Lessening Ukraine’s commitment to NATO and willingness to compromise on certain issues if Moscow does the same. However, recent tensions between the West and Moscow, via Kyiv, have weighed on mood.

By press time, the US Dollar Index (DXY) had a good footing due to market nervousness and rising US inflation predictions. By the close of Wednesday’s North American trading session, the 10-year breakeven inflation rate, as reported by the St. Louis Federal Reserve (FRED), had risen to 2.9 percent.

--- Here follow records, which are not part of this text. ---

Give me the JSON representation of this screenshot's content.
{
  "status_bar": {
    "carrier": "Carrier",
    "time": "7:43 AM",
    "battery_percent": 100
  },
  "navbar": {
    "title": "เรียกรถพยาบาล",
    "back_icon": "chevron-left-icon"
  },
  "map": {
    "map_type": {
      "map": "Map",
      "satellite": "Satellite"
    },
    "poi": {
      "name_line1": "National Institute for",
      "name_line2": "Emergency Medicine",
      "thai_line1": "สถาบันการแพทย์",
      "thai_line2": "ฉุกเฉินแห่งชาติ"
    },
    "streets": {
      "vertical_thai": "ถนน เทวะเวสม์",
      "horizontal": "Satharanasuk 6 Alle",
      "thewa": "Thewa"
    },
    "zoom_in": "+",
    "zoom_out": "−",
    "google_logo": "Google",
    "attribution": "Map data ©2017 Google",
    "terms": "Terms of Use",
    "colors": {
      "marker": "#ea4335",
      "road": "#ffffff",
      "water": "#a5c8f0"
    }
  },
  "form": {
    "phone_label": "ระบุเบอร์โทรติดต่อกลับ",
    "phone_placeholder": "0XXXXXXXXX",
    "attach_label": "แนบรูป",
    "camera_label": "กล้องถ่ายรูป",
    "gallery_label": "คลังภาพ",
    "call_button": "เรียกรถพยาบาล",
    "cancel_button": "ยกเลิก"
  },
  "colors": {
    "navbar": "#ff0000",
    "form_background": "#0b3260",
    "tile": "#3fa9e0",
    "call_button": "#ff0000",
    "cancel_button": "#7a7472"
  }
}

The downside pressure on GBP/USD is anticipated to continue, as unpleasant news from Ankara over Russia-Ukraine talks is probable. The US Consumer Price Index is also predicted to grow to 7.9% from 7.5 percent previously. The Bank of England (BOE) has recently pleased hawks, but stronger US inflation would assist the Fed support 0.50 percent rate hike expectations, widening the BOE vs Fed gap and possibly boosting the greenback.

Analyses

GBP/USD pair is expected to correct further due to bullish MACD and continuous quote comeback from lows since November 2020.

Around 1.3230, a six-week-old support line and a downward sloping trend line from February 23 form a difficult confluence for GBP/USD bulls.

The 1.3100 round figure may operate as immediate support ahead of the current dip under 1.3080.